Herzen Street 38. In the frozen rooms of this house of the Leningrad Union of Artists, there was a special, busy life during the blockade. The spacious room with two high halls, with large, once bright workshops has become unrecognizable. In the corners there was nothing out of which the beds were taken, the stoves were heated- “stoves”, the smoke-lamps burned. A weak flame snatched thin, pale faces from the darkness. Gloved hands barely held their hands, cold paint had to be warmed by breathing. But the artists worked. Worked with amazing energy, perseverance, passion.

From the first day of the war, artists together with all Leningraders built defensive structures, worked on logging, and underwent military training in air defense teams. More than a hundred people went to the front. Many fought in the militia. Everyone wanted to defend their hometown in arms. Some then decided that the skills of the artist during the war, no one needs. But at the end of June 1941, a large group of painters from the military command called for work to disguise military installations, above all airfields. They also masked the monuments of the city’s museum, sheltering monumental sculptures on the famous quays and squares of Leningrad from the fragments of bombs and shells. Hands, able to handle works of art, were also needed for urgent packing of the treasures of the Hermitage and the Russian Museum for evacuation. The artists who survived the blockade recollect, with what trepidation and heartache they helped museum staff to remove precious canvas from subframes, how bitter it was to see the empty frames on the walls of famous halls …
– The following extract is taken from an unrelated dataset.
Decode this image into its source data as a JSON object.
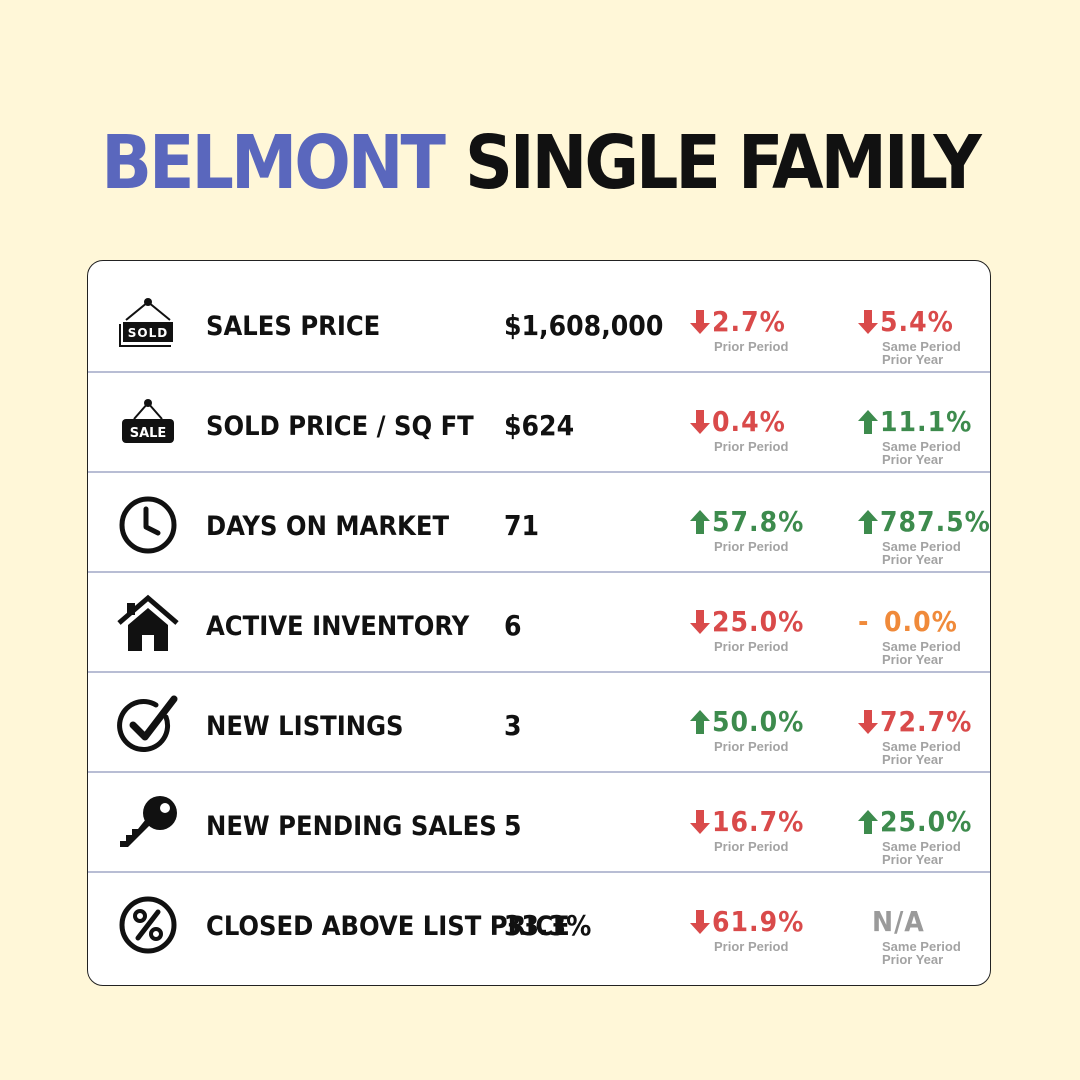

And although these matters were important and necessary, the besieged residents then waited from them for an operational, combative creative response to the events of the life of the fighting city. The creation of works of mass propaganda art has become a necessity. To accomplish this crucial task, many leading artists were even withdrawn from the front. At the time, the large canvases that had been started turned to the walls, the peace sheets of book illustrations remained unfinished. And even artists who have never tried their forces in the field of agidelo selflessly and ardently.

On the third day of the war, the first poster of V. Serov “Beat, beat and we will beat!” Was published. Behind him appeared sharp, smashing posters of V. Lebedev “He ran”, A. Lyubimov “N-yes, Adolf, you have something wrong here …”, A. Kazantsev “Help”, I. Silver and others .

At the same time, a large group of art masters began to work in the “Fighting Pencil”. They produced multi-sheets and posters. Satirical images were accompanied by text, as a rule, in verse. The core of the “Battle Pencil” was composed by the charts I. Astapov, V. Kurdov, N. Muratov, nicknamed by his comrades in the work of “three heroes”. Artists Yu. Petrov, V. Galba, N. Bylyev, I. Ets, Ya. Nikolaev worked alongside them. The texts were written by the poets N. Tikhonov, V. Sayanov, A. Prokofiev. Posters were very popular among the people of Leningrad. Sent them to the front, in dugouts, trenches, on the ships of the Baltic Fleet.

June 24, 1941 on Nevsky Prospect, in the shop window, the first “TASS Window” appeared. Everyone then remembered the famous “Windows of GROWTH” by V. Mayakovsky during the civil war. The TASS Windows continued this glorious tradition. They were compiled from topical posters and caricatures, from daily reports of the Soviet Information Bureau.